Like Beaumont Hamel, Vimy Ridge was gifted by the French to the Canadian Government, who have preserved the site as it was in 1917, to commemorate the Canadians and other Commonwealth soldiers who fought in the Second Battle of Arras, between 9th April and 16th May 1917. Vimy Ridge, although only 147m in height has commanding views over the Douai plain and was therefore considered vital ground by both sides in 1914. The Germans captured the ridge in 1914 during the ‘Race to the Sea’. Despite the French making two attempts to capture the ridge in 1915, the Germans remained doggedly in control of the high ground. The British took over the sector from the French in February 1916, and although it remained relatively quiet, extensive tunnelling operations were carried out by both sides.

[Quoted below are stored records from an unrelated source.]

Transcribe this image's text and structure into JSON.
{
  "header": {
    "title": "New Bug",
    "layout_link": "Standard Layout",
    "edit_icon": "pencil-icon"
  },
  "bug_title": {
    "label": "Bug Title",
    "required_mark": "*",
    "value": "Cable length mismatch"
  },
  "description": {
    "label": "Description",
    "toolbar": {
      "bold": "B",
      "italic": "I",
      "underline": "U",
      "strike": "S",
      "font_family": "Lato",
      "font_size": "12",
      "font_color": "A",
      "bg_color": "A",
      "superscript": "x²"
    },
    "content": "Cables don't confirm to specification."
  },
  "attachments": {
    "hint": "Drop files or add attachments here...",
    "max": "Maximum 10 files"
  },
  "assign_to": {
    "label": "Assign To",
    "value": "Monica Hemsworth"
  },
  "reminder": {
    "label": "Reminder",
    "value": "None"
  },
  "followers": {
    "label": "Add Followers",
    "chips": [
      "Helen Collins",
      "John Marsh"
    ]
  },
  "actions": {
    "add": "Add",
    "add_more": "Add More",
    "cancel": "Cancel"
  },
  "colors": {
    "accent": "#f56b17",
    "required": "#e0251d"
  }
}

In 1917, General Robert Nivelle, was appointed Commander of the French Armies, and formulated a plane to attack the Germans along the Aisne (the Chemin des Dames offensive). To divert the Germans he convinced David Lloyd George, the British Prime Minister, of the need to conduct a diversionary attack further north to draw away German divisions from the Chemin des Dame; and so was born the Battle of Arras. By this point the Canadian Corps had been posted to this sector of the front and they were given responsibility for planning and executing the assault on Vimy Ridge. The 4 Canadian and one British Division each had responsibility for a sector along a 7km front. Success of this operation can be attributed to meticulous planning, drawing on lessons learned from previous battles and extensive mining operations. Key to the plan was the use of artillery, which would allow the infantry to advance behind a coordinated creeping barrage. Units would advance, secure an objective and then to maintain momentum pass the attack onto following units. Under the Command of General Sir Julian Byng, the Canadian Corps captured most of its objectives on day 1, with the remainder including the highest point on day 2. The Germans retreated from the ridge on the 12th April.


The 200 hectare memorial is immaculately maintained, and it is easy to visualise the trench layout, with the forward battle line connected by communications trenches. Part of the tunnel system is open to the public, and our student-guide delivered an excellent narrative of how they were used during the attack. 11 assault tunnels were dug, to allow the rapid movement of men forward, casualties rearward and protection of communication lines. To maintain the element of surprise, upward of 1000 men waited in each of these tunnels for up to 36 hours prior to the assault. Even with the lights out it is difficult to imagine the scene as Canadians and British soldiers waited in near darkness for the order to advance. It must have been terrifying, with the sound of artillery falling only 8m overhead, knowing that all you could do is sit and wait.


The monument that sits on top of the highest point of the ridge is the third on our list. As we climbed the hill the sunlight reflected off Seget-limestone, such that it appeared to change colour from washed out grey to brilliant white. The memorial was designed by Walter Seymour Allward to commemorate the Canadian Expeditionary Force and its 60,000 soldiers who died and 11,00 who have no known grave. Its two arms point majestically skywards, puncturing the clouds overhead. At the centre of the front wall stands Canada Bereft. Carved from a single 30 tonne block of stone, she is a cloaked young lady who stands eyes downcast, mourning her dead. The monument is a beautiful and serene testament to those it was built to honour.


Deep in thought, we left Vimy in a stiff breeze, walking our final 6km of the day along muddy tracks to our B&B in Souchez, another town rebuilt having been destroyed during the war.